Merchants can have a much easier time implementing 3D Secure 2.0, network tokenization, and other payment security best practices by working with a payment provider that can enable these features as part of the payment offering. A global payment provider can also help merchants stay compliant with PCI-DSS and other industry necessities, by taking on responsibility for protecting customer data via tokenization and thus helping merchants lower their PCI scope.
COVID-19 decimated the tourism industry in 2020-2021, grinding it to a virtual standstill. Still, many companies have used these unique circumstances to accelerate their digital transformation and implement customer-oriented solutions that tackled the challenges presented by the pandemic, as well as positioning for the future.

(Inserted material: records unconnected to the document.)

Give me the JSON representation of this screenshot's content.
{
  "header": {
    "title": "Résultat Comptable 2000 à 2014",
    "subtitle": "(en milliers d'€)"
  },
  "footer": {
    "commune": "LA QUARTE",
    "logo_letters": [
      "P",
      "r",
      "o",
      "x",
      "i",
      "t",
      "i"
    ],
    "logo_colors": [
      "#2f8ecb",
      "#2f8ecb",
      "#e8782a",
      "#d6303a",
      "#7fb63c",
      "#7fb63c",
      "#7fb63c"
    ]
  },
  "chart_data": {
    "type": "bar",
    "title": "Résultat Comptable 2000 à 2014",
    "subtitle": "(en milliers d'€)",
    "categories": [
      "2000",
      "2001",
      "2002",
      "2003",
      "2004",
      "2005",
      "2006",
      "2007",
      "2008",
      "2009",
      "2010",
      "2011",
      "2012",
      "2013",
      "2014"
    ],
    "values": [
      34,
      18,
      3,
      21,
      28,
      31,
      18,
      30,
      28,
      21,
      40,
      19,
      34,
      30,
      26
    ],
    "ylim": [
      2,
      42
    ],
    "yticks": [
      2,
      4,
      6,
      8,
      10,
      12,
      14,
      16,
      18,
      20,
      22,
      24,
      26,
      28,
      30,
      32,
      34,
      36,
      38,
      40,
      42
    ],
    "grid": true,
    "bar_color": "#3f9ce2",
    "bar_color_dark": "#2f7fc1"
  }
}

A key feature of leading online travel companies remains their integration and use of the latest technologies, to the point that many travel-oriented brands today refer to themselves first as technology companies.
Looking ahead, innovations around online payments personalization, big data, travel apps, artificial intelligence, and machine learning will play a major role in online business strategies for travel companies over the years to come.
With travel volumes recovering as Covid restrictions begin to recede, the travel industry will likely go back to being one of the more competitive digital spaces in the years to come. To continue developing successful omnichannel business strategies, travel industry players must ensure that checkout processes are optimized for maximum payment methods coverage and a seamless customer journey.
As more companies focus on prioritizing and optimizing digital as a channel for booking and enhancing travel experiences, payment infrastructure will continue to play an important role. In addition to converting more customers at checkout, travel companies eager to improve e-commerce performance should look at payments as a key operational area that can drive significant improvements in revenue and margins over time.